Tuesday, July 18, 2006

Restraint, Proportionality, and Effectiveness

From the beginning I have not been happy with Israel's response over Hizbollah's attack. Or the Hamas attack for that matter. Israel's right to defend her people from bloody attackers is clear, but I have my doubts about how Tel Aviv is doing it.

While it may certainly be true that Lebanon has an obligation to secure its territory to prevent it from being used to attack Israel, in reality Lebanon does not yet have that power. Attacking Lebanon to punish the government for failing to do what it cannot do is folly. Lebanon without Syrian overt control is better than it was with that control. Are we to undo this progress by giving Syria an excuse to go back into Lebanon to "protect" Lebanon? I bet Syria is hard at work trying to get an Arab League mandate to do just that. And if they can't get that, they'll just try to get their spies back to Lebanon in force.

The excuse I've heard some give for attacking the transportaiton infrastructure of lebanon is that Israel is prepping the battlefield by "isolating" Hizbollah. Israel hitting the Beirut airport and roads to Syria to isolate the terrorists, cut off their supplies and route for retreat is completely ridiculous. Even a massive air campaign could not cut off small groups of terrorists who can flee off roads and whose supply needs in the long run are minimal and whose supplies for the next several months are already in Lebanon.

Our far more massive aerial assault did not completely cut off the far larger conventional Iraqi army camped in Kuwait in 1991 even after five weeks of attack. Several hundred thousand enemy troops ate and had ammo to fight even after our tonnage of bombs dropped. What chance does Israel have of actually cutting off a terrorist group scattered all around south Lebanon and mixed with the population?

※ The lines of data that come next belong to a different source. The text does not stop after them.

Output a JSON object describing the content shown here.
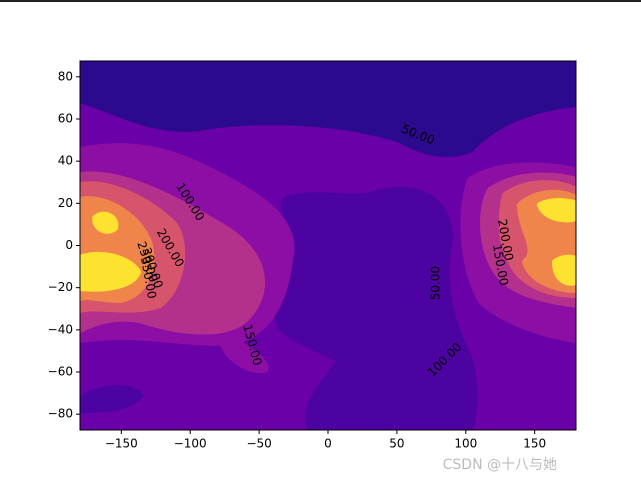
{
  "chart_data": {
    "type": "contourf",
    "xlim": [
      -180,
      180
    ],
    "ylim": [
      -87.5,
      87.5
    ],
    "xticks": [
      {
        "value": -150,
        "label": "−150"
      },
      {
        "value": -100,
        "label": "−100"
      },
      {
        "value": -50,
        "label": "−50"
      },
      0,
      50,
      100,
      150
    ],
    "yticks": [
      {
        "value": -80,
        "label": "−80"
      },
      {
        "value": -60,
        "label": "−60"
      },
      {
        "value": -40,
        "label": "−40"
      },
      {
        "value": -20,
        "label": "−20"
      },
      0,
      20,
      40,
      60,
      80
    ],
    "levels": [
      0,
      50,
      100,
      150,
      200,
      250,
      300,
      350
    ],
    "colors": [
      "#2c0a8e",
      "#4d02a2",
      "#6a00a8",
      "#8c0ea4",
      "#b3308c",
      "#d6556d",
      "#f0854c",
      "#fde22f"
    ],
    "contour_labels": [
      {
        "value": 50,
        "label": "50.00",
        "x": 65.3,
        "y": 52.4,
        "angle": 22
      },
      {
        "value": 100,
        "label": "100.00",
        "x": -100.2,
        "y": 20.6,
        "angle": 58
      },
      {
        "value": 200,
        "label": "200.00",
        "x": -114.7,
        "y": -1.2,
        "angle": 60
      },
      {
        "value": 250,
        "label": "250.00",
        "x": -131.4,
        "y": -7.8,
        "angle": 72
      },
      {
        "value": 300,
        "label": "300.00",
        "x": -127.7,
        "y": -10.7,
        "angle": 72
      },
      {
        "value": 350,
        "label": "350.00",
        "x": -130.6,
        "y": -15.4,
        "angle": 80
      },
      {
        "value": 150,
        "label": "150.00",
        "x": -55.2,
        "y": -47.2,
        "angle": 75
      },
      {
        "value": 50,
        "label": "50.00",
        "x": 78.4,
        "y": -17.8,
        "angle": -90
      },
      {
        "value": 100,
        "label": "100.00",
        "x": 84.9,
        "y": -54.3,
        "angle": -45
      },
      {
        "value": 200,
        "label": "200.00",
        "x": 128.5,
        "y": 2.6,
        "angle": 80
      },
      {
        "value": 150,
        "label": "150.00",
        "x": 124.8,
        "y": -9.2,
        "angle": 80
      }
    ]
  },
  "watermark": "CSDN @十八与她"
}
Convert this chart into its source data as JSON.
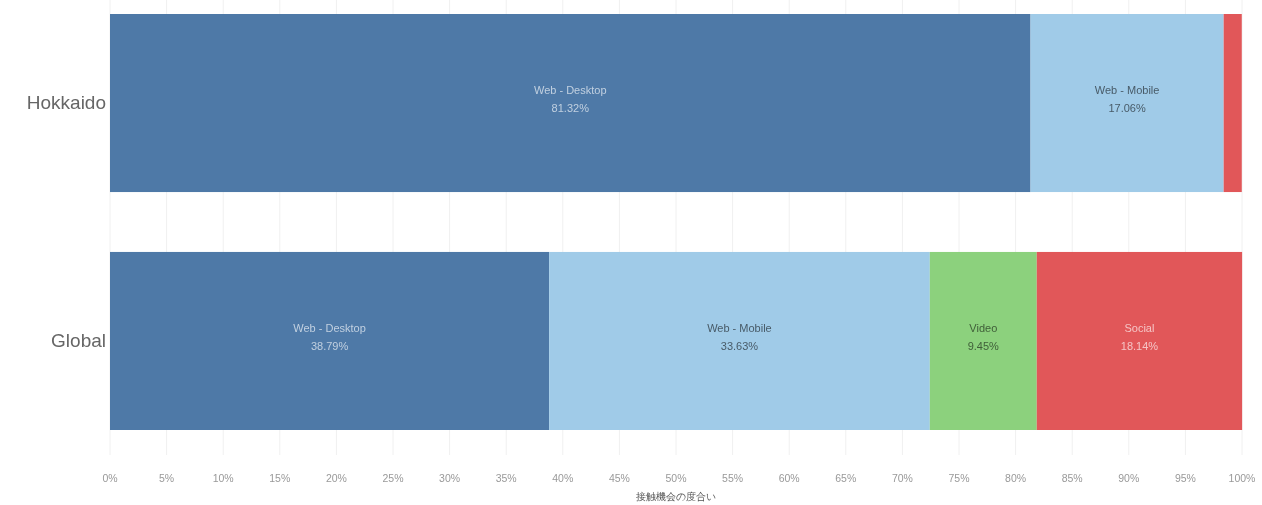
{
  "chart_data": {
    "type": "bar",
    "orientation": "horizontal",
    "stacked": true,
    "xlabel": "接触機会の度合い",
    "categories": [
      "Hokkaido",
      "Global"
    ],
    "series": [
      {
        "name": "Web - Desktop",
        "color": "#4e79a7",
        "values": [
          81.32,
          38.79
        ],
        "value_labels": [
          "81.32%",
          "38.79%"
        ]
      },
      {
        "name": "Web - Mobile",
        "color": "#a0cbe8",
        "values": [
          17.06,
          33.63
        ],
        "value_labels": [
          "17.06%",
          "33.63%"
        ]
      },
      {
        "name": "Video",
        "color": "#8cd17d",
        "values": [
          null,
          9.45
        ],
        "value_labels": [
          null,
          "9.45%"
        ]
      },
      {
        "name": "Social",
        "color": "#e15759",
        "values": [
          1.6,
          18.14
        ],
        "value_labels": [
          null,
          "18.14%"
        ]
      }
    ],
    "xlim": [
      0,
      100
    ],
    "xticks": [
      {
        "value": 0,
        "label": "0%"
      },
      {
        "value": 5,
        "label": "5%"
      },
      {
        "value": 10,
        "label": "10%"
      },
      {
        "value": 15,
        "label": "15%"
      },
      {
        "value": 20,
        "label": "20%"
      },
      {
        "value": 25,
        "label": "25%"
      },
      {
        "value": 30,
        "label": "30%"
      },
      {
        "value": 35,
        "label": "35%"
      },
      {
        "value": 40,
        "label": "40%"
      },
      {
        "value": 45,
        "label": "45%"
      },
      {
        "value": 50,
        "label": "50%"
      },
      {
        "value": 55,
        "label": "55%"
      },
      {
        "value": 60,
        "label": "60%"
      },
      {
        "value": 65,
        "label": "65%"
      },
      {
        "value": 70,
        "label": "70%"
      },
      {
        "value": 75,
        "label": "75%"
      },
      {
        "value": 80,
        "label": "80%"
      },
      {
        "value": 85,
        "label": "85%"
      },
      {
        "value": 90,
        "label": "90%"
      },
      {
        "value": 95,
        "label": "95%"
      },
      {
        "value": 100,
        "label": "100%"
      }
    ],
    "grid": "x",
    "legend": false
  }
}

If Israel worries Syria might send armored forces into Lebanon, hitting roads into Lebanon makes some sense to slow the Syrians down and leave them vulnerable to air attack. But isolating and cutting off Hizbollah? Not a chance.

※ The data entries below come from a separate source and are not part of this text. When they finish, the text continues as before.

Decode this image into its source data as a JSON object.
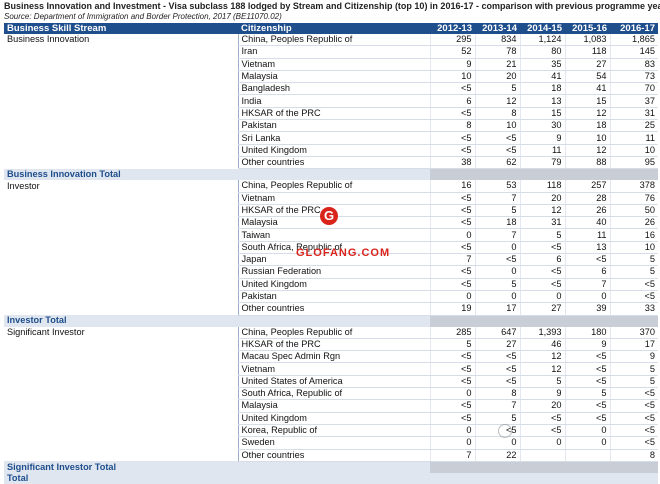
{
  "title": "Business Innovation and Investment - Visa subclass 188 lodged by Stream and Citizenship (top 10) in 2016-17 - comparison with previous programme year",
  "source": "Source: Department of Immigration and Border Protection, 2017 (BE11070.02)",
  "headers": {
    "stream": "Business Skill Stream",
    "citizenship": "Citizenship",
    "years": [
      "2012-13",
      "2013-14",
      "2014-15",
      "2015-16",
      "2016-17"
    ]
  },
  "groups": [
    {
      "stream": "Business Innovation",
      "total_label": "Business Innovation Total",
      "rows": [
        {
          "c": "China, Peoples Republic of",
          "v": [
            "295",
            "834",
            "1,124",
            "1,083",
            "1,865"
          ]
        },
        {
          "c": "Iran",
          "v": [
            "52",
            "78",
            "80",
            "118",
            "145"
          ]
        },
        {
          "c": "Vietnam",
          "v": [
            "9",
            "21",
            "35",
            "27",
            "83"
          ]
        },
        {
          "c": "Malaysia",
          "v": [
            "10",
            "20",
            "41",
            "54",
            "73"
          ]
        },
        {
          "c": "Bangladesh",
          "v": [
            "<5",
            "5",
            "18",
            "41",
            "70"
          ]
        },
        {
          "c": "India",
          "v": [
            "6",
            "12",
            "13",
            "15",
            "37"
          ]
        },
        {
          "c": "HKSAR of the PRC",
          "v": [
            "<5",
            "8",
            "15",
            "12",
            "31"
          ]
        },
        {
          "c": "Pakistan",
          "v": [
            "8",
            "10",
            "30",
            "18",
            "25"
          ]
        },
        {
          "c": "Sri Lanka",
          "v": [
            "<5",
            "<5",
            "9",
            "10",
            "11"
          ]
        },
        {
          "c": "United Kingdom",
          "v": [
            "<5",
            "<5",
            "11",
            "12",
            "10"
          ]
        },
        {
          "c": "Other countries",
          "v": [
            "38",
            "62",
            "79",
            "88",
            "95"
          ]
        }
      ]
    },
    {
      "stream": "Investor",
      "total_label": "Investor Total",
      "rows": [
        {
          "c": "China, Peoples Republic of",
          "v": [
            "16",
            "53",
            "118",
            "257",
            "378"
          ]
        },
        {
          "c": "Vietnam",
          "v": [
            "<5",
            "7",
            "20",
            "28",
            "76"
          ]
        },
        {
          "c": "HKSAR of the PRC",
          "v": [
            "<5",
            "5",
            "12",
            "26",
            "50"
          ]
        },
        {
          "c": "Malaysia",
          "v": [
            "<5",
            "18",
            "31",
            "40",
            "26"
          ]
        },
        {
          "c": "Taiwan",
          "v": [
            "0",
            "7",
            "5",
            "11",
            "16"
          ]
        },
        {
          "c": "South Africa, Republic of",
          "v": [
            "<5",
            "0",
            "<5",
            "13",
            "10"
          ]
        },
        {
          "c": "Japan",
          "v": [
            "7",
            "<5",
            "6",
            "<5",
            "5"
          ]
        },
        {
          "c": "Russian Federation",
          "v": [
            "<5",
            "0",
            "<5",
            "6",
            "5"
          ]
        },
        {
          "c": "United Kingdom",
          "v": [
            "<5",
            "5",
            "<5",
            "7",
            "<5"
          ]
        },
        {
          "c": "Pakistan",
          "v": [
            "0",
            "0",
            "0",
            "0",
            "<5"
          ]
        },
        {
          "c": "Other countries",
          "v": [
            "19",
            "17",
            "27",
            "39",
            "33"
          ]
        }
      ]
    },
    {
      "stream": "Significant Investor",
      "total_label": "Significant Investor Total",
      "rows": [
        {
          "c": "China, Peoples Republic of",
          "v": [
            "285",
            "647",
            "1,393",
            "180",
            "370"
          ]
        },
        {
          "c": "HKSAR of the PRC",
          "v": [
            "5",
            "27",
            "46",
            "9",
            "17"
          ]
        },
        {
          "c": "Macau Spec Admin Rgn",
          "v": [
            "<5",
            "<5",
            "12",
            "<5",
            "9"
          ]
        },
        {
          "c": "Vietnam",
          "v": [
            "<5",
            "<5",
            "12",
            "<5",
            "5"
          ]
        },
        {
          "c": "United States of America",
          "v": [
            "<5",
            "<5",
            "5",
            "<5",
            "5"
          ]
        },
        {
          "c": "South Africa, Republic of",
          "v": [
            "0",
            "8",
            "9",
            "5",
            "<5"
          ]
        },
        {
          "c": "Malaysia",
          "v": [
            "<5",
            "7",
            "20",
            "<5",
            "<5"
          ]
        },
        {
          "c": "United Kingdom",
          "v": [
            "<5",
            "5",
            "<5",
            "<5",
            "<5"
          ]
        },
        {
          "c": "Korea, Republic of",
          "v": [
            "0",
            "<5",
            "<5",
            "0",
            "<5"
          ]
        },
        {
          "c": "Sweden",
          "v": [
            "0",
            "0",
            "0",
            "0",
            "<5"
          ]
        },
        {
          "c": "Other countries",
          "v": [
            "7",
            "22",
            "",
            "",
            "8"
          ]
        }
      ]
    }
  ],
  "grand_total_label": "Total",
  "watermark": {
    "logo_letter": "G",
    "text": "GLOFANG.COM",
    "color": "#d9241c"
  },
  "corner_watermark": {
    "icon": "wechat-icon",
    "text": ""
  }
}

Israel should say to hell with proportionality and hit Hizbollah as hard and as fast as they can before Sunni Arab states succumb to public pressure to "do something about Israel" and before our efforts to stall the UN from calling for a ceasefire fail. But Israel should also show restraint and slow down the erosion of tacit support for hitting Hizbollah by avoiding Lebanese targets except in extreme circumstances. Even if they are of use to Hizbollah. The Lebanese are not the enemy.

And remember that in the end, Syria is crucial for supporting Hizbollah and Iran is crucial for propping up Syria.

We have many reasons to destroy the mullah regime in Iran: nukes, terror, Iraq, Afghanistan, and now Lebanon and Syria.

UPDATE: Well, if this escalates it won't be because Israel want to. Israel will not take on Syria or Iran:

Israel stressed it did not plan to target Hezbollah's main sponsors, Iran and Syria, during the current fighting.

"We will leave Iran to the world community, and Syria as well," Vice Premier Shimon Peres told Army Radio. "It's very important to understand that we are not instilling world order."


It is all the more important to stop hitting Lebanese targets if this is the case. My main question for this decision is whether Israel is thinking tactically in wanting just to hammer Hizbollah. Because absent any follow-up moves to unroot Hizbollah from southern Lebanon, in time Syria and Iran will reconstitute Hizbollah. Or is Israel assuming we will take out Iran soon so there is no reason to go after Syria? Remember, Hizbollah would not be as potent without Syria providing aid and a transit point for supplies from Iran; and Syria wouldn't be as potent without Iran propping them up. So why limit the fighting to Hizbollah? Is this tactical or strategic thinking at work?